MS: Okay, the beginning: very animated and without any... any depth. You come as a happy young man. He has come running, you see: "Hey! I want to... are you there?... Oh, Is that your hair I see?..." very little by little that... "Il y a d'innombrables étoiles;" Already gets a little bit deep, huh?
DC: Warm.
"...p. 117-118..."
MS: OK. Can we discard the "uhn"? "Que fait-tu la a la fenêtre en chantant comme un oiseau qui n'est pas d'ici?" As simple as possible and use your lips.
"...p. 117-118..."

The voice needs absolutely no covering of any kind. It needs a resonance, by opening the back of the vibration of the tone, but the original vibration of the tone should be as pure and devoid of any adornment as possible. "Que fait-tu la a la fenêtre..."

DC: Yes, speech.
MS: The key please.
"...p. 117-120..."
Your voice is much more somber than the music.
DC: Still?
MS: "Il y a d'innombrables étoiles;"
DC: I'm trying to sing it too much I think.
MS: But what do you call singing? You call singing darkening?
DC: Producing. Maybe I'm... I'm putting too much effort into the production.
MS: You see, I'm sure I will be heard anywhere: Il y a d'innombrables étoiles; je n'en a! jamals vu autant que ce soir;" And then this: "mais la lune est encore sur la mer..." It has to be all that. "mais la lune est encore sur la mer..." You are not in agreement with the music. Listen to the music.
"...p. 119..."
DC: Shimmering.
MS: Shimmering, yes.
"...p. 119-120..."
Don't you see the difference?
DC: Yes.
MS: You must absolutely sing it with this voice. You have more brilliance in the voice. I don't care at all for the volume if I have brilliance.
DC: 'Cause that would carry and you wouldn't need volume.
MS: Yes.
"...p. 120-121..."
You see, that would be perfect if you would remove some of the muscles around the voice.
DC: Explain.
MS: I hear muscles. "plus près de toi." Why? "plus près de toi." The tone on "Mélisande" was beautiful. "Mélisande." It has to be smoking from you, it must not be... 'Penche-toi un peu."
"...p. 120-121..."
That was already better. Don't have any preoccupation about a bulk in this role.
DC: About a ... ?
MS: A bulk of voice.
DC: A bulk of voice, yes.
MS: Now, may I rearrange your body a little.

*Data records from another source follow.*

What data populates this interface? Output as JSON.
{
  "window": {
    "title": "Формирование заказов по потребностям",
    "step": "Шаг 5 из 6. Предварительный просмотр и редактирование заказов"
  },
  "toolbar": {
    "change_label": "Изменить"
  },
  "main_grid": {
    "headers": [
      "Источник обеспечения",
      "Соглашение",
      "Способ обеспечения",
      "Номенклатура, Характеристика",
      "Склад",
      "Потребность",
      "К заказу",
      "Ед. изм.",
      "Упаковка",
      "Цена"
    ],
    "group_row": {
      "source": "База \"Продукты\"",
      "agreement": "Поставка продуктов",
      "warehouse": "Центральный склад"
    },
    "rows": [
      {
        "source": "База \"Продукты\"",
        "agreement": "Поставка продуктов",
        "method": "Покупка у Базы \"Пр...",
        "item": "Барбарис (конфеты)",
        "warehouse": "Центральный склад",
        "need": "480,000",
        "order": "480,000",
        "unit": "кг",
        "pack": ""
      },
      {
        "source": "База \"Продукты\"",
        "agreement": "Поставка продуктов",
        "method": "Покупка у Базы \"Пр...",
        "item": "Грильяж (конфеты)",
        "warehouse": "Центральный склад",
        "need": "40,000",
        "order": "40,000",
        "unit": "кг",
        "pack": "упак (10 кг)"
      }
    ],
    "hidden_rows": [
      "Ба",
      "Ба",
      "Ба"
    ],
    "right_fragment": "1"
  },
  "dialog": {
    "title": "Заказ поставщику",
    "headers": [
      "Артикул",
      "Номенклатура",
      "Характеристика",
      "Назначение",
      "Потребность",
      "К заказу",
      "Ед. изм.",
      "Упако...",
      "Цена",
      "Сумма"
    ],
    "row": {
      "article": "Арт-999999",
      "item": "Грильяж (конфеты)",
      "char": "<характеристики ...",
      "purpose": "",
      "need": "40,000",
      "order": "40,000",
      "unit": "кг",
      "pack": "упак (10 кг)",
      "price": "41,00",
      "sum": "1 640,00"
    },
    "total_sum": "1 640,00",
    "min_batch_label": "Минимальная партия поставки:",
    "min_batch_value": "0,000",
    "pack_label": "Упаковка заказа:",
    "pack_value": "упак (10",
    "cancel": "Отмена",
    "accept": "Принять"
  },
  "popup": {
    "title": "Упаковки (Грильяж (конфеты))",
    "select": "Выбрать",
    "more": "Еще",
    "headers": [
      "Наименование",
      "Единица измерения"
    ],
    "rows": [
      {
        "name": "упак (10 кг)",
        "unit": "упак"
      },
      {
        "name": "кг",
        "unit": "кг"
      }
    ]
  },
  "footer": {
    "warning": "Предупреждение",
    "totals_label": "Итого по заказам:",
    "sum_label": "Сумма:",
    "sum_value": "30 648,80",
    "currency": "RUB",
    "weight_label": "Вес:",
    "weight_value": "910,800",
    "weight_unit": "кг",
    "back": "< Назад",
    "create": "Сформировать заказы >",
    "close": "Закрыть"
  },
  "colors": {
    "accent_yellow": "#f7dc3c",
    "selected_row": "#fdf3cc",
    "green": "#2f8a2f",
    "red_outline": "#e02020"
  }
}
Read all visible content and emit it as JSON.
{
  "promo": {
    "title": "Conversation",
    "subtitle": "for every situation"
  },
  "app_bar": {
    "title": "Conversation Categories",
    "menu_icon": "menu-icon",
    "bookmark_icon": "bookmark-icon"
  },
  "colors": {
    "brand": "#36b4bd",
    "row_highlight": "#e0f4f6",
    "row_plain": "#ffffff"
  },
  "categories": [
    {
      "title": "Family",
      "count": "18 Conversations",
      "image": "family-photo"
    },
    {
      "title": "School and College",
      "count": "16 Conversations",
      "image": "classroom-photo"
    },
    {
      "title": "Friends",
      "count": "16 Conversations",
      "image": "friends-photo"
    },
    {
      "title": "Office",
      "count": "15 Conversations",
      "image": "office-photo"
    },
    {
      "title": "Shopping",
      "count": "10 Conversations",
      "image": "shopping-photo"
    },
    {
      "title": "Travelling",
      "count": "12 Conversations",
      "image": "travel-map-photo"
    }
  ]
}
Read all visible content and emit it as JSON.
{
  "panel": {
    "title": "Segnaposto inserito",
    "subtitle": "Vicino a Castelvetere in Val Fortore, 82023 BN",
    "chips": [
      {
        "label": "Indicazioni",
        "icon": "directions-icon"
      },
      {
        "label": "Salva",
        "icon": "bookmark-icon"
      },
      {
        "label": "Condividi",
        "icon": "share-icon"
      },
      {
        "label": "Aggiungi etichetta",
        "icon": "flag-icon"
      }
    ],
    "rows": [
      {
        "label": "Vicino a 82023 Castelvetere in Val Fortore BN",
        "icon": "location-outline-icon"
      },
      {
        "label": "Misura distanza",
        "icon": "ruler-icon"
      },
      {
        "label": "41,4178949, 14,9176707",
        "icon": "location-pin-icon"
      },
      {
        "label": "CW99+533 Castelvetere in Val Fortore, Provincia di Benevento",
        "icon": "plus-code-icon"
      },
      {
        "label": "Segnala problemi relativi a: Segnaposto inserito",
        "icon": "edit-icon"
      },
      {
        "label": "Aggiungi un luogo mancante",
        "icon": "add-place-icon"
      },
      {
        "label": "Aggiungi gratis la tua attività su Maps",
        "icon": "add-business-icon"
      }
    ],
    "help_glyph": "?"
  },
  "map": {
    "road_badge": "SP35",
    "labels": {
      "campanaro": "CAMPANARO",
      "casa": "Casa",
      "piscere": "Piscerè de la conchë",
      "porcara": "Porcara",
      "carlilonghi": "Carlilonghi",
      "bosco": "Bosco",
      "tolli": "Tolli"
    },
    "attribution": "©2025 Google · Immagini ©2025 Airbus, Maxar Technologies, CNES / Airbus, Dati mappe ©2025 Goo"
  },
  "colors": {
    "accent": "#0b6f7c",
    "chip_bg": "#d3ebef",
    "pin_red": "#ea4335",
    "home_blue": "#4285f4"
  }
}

Lift your torso. More than that. Open your shoulders. Try it. Now, sing on that type of strength, a strength which would be coming from here (chest) and not from here (throat). And you see, I see why you are... you see me... something in you is kind of shivering in here. This way, you create a certain intensity which is praiseworthy, absolutely necessary, but it is not a freeing, liberating intensity. It is a mastering intensity.

DC: Mustering.
MS: No, mastering your voice. Let's try... from the same place. No, can we have it from "Il y a d'innombrables étoiles;"
"...p. 119..."
MS: Why like this? "Il y a d'innombrables étoiles; Il y a d'innombrables étoiles;" Why? The voice has to be free, it should not be mastered.
"...p. 119-121..."
I like it very, very much. Don't you see?

There is no necessity all the time to impose upon the vibration of the voice a pressure from here (throat). Not at all; it has to exist. If you sing very plainly in your mouth, the vibration of the voice will find, by itself, a way to penetrate into whatever upper resonances are necessary for completing the tone... completing the tone. Totally, all we need is resonance. If you try to force the original resonance, somehow it will fail to enter all the upper ones which would be reached if it were free. It's like somebody would... you see, I always try to make comparisons. I remember the first year I came here which was in 1950 (which was not here; it was in Carpinteria; it was the same organization). We had a cellist who was a very excellent musician and very lovable person and he played extremely strong, you see. And it was very impressive near; near him.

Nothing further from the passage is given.